Aangenomen  mag worden dat tegen het moment waarop deze fase zou  moeten intreden,  het speelalgoritme behoorlijk in de war is geraakt. Zet  het  hier gewoon  verder alsof er niks aan de hand is. In deze fase mogen ook  nieuwe elementen via O1 of O2 worden ingebracht in de samplers. De dichtheid van de struktuur  moet  globaal  genomen echter toenemen en  een eerder  hektisch karakter verkrijgen.

[1]MODULE 5:[1]

In  deze  module draait alles om gezongen en gespeelde  tweeklanken.  De  te zingen  partij  staat  met  behulp van intervalgetallen  aangegeven  op  een notenbalk boven de te spelen partij. Het cijfer 3 staat voor een grote terts, 4 voor  een reine kwart , 5 voor een reine kwint.  Een  horizontaal  streepje boven  of  onder dit cijfer geeft aan of het interval boven  de  instrumentale noot  dan wel eronder moet worden gezongen. Wanneer er zowel een  streepje boven  als onder het cijfer aangegeven staat, dan is de  richting  van  het interval  vrij. De intervallen moeten steeds juist worden uitgevoerd (zonder zwevingen).  Het  is  daarbij toegelaten de vokale noot  iets  later  dan  de instrumentale aan te zetten. Het  gebruik van pedalen en vierde ventiel in deze module is vrij  maar  moet los  staan van de obligate, en ononderbroken te spelen  vokaal-instrumentale partij.  Tracht via gebruik van de pedalen een vorm van  vierstemmigheid  te bereiken.  De regelrol mag worden gebruikt maar mag nooit  aanleiding  geven tot  hoorbare  glissandi.  Geen  regelrol gebruiken  dus  tijdens  opname  of weergave . Positiewisselingen zijn alleen mogelijk wanneer de sampler  inaktief is.  

[1]MODULE 6:[1]

In deze module wordt helemaal niet geblazen. Alle tonen worden gespeeld door met  de  vlakke handpalm op het mondstuk te slaan.  De  toonhoogtes  mogen indien gewenst vrij met de ventielen  gevarieerd worden. Het  tempo  dient  hoog  te liggen, maar niet  zo  hoog  dat  de  bereikbare klankkwaliteit van de perkussieve geluiden in het gedrang zou komen.

[1]MODULE 7:[1]

Deze module, de laatste, is tevens die waarin aan de uitvoerder de  grootste vrijheid  wordt  geboden. Zij moet worden opgevat als een soort  cadens.   Al naar gelang de plaats die deze module krijgt in het stuk, moet ofwel  worden uitgegaan van de gekozen reeks toonhoogtes, ofwel moet de module in  haar materiaal  naar  deze toonhoogteselektie toegroeien.  Door subsitutie  worden nieuwe   geluiden   en  effekten  ingebracht.  Maak  gebruik   van   allerlei tubageluiden  zonder specifieke  toonhoogte  (slaptongue, ruis-geluiden, ventielgeluiden...). Het muzikale materiaal moet in een flitsend snel tempo worden gebracht. De partituur geldt hier slechts bij wijze van voorbeeld.  De opname  en weergave pedalen mogen vrij improviserend worden gebruikt.  Ook de  rolregelaar  mag  hier  naar eigen inzicht tot  in  zijn  extreme  posities aangewend  worden. In deze module mag een opgenomen sample in geen  geval ooit ongewijzigd en integraal weergegeven worden.  

Godfried-Willem RAES[1]

Gent, juli 1988

            ‚ T O O N H O O G T E - S Y S T E M E N[1]

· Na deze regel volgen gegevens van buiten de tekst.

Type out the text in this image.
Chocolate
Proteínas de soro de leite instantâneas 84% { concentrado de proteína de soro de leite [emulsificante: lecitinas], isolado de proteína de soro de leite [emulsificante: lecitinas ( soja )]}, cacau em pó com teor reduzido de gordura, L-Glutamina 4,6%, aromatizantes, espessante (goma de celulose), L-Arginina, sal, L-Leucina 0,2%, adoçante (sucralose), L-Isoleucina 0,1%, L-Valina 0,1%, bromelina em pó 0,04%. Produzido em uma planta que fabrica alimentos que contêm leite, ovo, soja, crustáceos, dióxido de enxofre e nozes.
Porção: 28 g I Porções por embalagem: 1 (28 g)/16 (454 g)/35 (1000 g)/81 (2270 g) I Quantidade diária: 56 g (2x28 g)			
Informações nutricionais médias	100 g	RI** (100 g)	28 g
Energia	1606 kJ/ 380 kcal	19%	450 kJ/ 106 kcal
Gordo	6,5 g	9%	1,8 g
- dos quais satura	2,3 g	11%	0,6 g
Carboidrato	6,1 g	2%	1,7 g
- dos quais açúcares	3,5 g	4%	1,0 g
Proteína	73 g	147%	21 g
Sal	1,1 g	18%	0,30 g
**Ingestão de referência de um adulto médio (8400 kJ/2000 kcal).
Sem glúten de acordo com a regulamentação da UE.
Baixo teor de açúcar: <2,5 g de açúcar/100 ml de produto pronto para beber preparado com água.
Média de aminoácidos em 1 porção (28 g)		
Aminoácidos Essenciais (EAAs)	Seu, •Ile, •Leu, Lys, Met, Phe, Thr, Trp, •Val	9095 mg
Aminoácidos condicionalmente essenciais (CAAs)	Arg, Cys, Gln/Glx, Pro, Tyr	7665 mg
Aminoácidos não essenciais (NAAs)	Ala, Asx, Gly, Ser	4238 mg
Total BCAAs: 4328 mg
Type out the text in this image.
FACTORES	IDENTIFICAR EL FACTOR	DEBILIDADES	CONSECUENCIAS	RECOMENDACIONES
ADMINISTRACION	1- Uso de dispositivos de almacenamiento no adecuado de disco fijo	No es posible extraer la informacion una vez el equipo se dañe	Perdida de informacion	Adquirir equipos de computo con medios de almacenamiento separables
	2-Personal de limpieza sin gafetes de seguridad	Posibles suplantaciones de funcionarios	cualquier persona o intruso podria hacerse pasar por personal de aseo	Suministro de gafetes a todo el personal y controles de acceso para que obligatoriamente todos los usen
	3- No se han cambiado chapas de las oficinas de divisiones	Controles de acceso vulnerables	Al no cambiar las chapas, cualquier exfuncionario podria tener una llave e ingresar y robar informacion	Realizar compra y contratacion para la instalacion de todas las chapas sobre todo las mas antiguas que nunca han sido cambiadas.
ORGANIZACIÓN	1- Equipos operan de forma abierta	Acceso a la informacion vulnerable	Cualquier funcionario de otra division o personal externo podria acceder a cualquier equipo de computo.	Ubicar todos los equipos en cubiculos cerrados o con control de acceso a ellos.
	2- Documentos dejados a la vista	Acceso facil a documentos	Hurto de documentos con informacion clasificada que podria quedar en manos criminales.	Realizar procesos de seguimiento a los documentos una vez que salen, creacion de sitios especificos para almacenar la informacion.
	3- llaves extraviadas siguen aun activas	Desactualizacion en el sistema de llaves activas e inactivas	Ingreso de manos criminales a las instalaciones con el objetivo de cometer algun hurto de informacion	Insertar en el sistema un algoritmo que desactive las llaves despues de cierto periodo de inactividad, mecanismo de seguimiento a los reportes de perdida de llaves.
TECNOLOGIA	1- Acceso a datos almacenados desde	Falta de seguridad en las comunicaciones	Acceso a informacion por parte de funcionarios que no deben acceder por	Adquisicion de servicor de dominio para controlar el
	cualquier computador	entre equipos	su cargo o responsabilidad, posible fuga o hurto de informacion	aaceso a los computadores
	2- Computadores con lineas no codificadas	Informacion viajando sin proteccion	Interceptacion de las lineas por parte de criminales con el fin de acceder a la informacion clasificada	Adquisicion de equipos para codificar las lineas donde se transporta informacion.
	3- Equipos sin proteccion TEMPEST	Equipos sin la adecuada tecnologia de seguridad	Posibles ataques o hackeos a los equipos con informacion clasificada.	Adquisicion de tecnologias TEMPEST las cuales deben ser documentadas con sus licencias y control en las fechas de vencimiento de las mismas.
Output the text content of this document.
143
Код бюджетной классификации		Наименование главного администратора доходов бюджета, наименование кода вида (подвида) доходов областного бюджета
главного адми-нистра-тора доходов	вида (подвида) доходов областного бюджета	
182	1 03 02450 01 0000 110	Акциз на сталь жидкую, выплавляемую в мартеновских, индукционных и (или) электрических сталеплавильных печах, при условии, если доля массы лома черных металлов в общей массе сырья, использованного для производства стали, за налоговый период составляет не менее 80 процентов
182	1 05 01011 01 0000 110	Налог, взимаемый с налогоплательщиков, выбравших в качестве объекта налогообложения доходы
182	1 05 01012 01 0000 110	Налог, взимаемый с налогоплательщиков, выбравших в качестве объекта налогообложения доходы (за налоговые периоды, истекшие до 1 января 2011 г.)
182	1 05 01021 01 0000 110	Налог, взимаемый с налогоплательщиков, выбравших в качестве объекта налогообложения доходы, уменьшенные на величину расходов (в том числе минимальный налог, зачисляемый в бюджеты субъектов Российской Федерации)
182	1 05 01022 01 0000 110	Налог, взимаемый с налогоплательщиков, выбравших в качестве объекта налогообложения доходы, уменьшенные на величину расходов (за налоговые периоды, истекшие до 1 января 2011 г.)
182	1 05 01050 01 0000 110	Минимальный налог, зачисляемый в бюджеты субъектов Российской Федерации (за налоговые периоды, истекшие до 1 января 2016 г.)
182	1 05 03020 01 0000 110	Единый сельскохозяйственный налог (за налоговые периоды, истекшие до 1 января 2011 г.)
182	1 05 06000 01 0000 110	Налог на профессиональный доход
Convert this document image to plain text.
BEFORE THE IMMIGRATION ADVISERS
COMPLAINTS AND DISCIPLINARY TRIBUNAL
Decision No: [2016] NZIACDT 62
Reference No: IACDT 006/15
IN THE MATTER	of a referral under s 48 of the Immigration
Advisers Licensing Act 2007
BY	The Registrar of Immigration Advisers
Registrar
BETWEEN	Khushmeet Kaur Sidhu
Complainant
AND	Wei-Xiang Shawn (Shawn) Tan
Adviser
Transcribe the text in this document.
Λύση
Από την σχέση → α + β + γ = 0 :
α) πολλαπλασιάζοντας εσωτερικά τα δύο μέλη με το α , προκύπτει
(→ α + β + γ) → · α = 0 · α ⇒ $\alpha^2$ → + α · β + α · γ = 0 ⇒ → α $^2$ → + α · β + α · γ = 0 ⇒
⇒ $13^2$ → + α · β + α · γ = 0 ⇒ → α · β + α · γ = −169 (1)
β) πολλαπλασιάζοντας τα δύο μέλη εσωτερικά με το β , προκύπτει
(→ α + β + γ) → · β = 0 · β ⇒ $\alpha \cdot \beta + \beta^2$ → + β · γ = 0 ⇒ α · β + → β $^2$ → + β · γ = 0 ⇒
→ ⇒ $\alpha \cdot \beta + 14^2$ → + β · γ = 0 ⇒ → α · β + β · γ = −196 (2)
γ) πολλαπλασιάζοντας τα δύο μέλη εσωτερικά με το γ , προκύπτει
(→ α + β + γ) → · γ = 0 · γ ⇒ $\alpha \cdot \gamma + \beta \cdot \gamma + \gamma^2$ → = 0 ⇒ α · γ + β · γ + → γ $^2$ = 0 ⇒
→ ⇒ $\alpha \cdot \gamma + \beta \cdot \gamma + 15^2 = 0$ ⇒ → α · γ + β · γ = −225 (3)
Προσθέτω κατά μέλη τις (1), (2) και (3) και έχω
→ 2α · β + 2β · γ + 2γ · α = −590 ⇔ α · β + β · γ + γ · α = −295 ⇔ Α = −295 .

             -------------------------------------

 P.S.: Voor uitvoeringen van dit stuk moeten noch mogen auteursrechten worden betaald. Elke poging tot inning van auteursrechten naar aanleiding van publieke uitvoeringen van dit stuk kan gerechterlijk als poging tot afpersing worden vervolgd.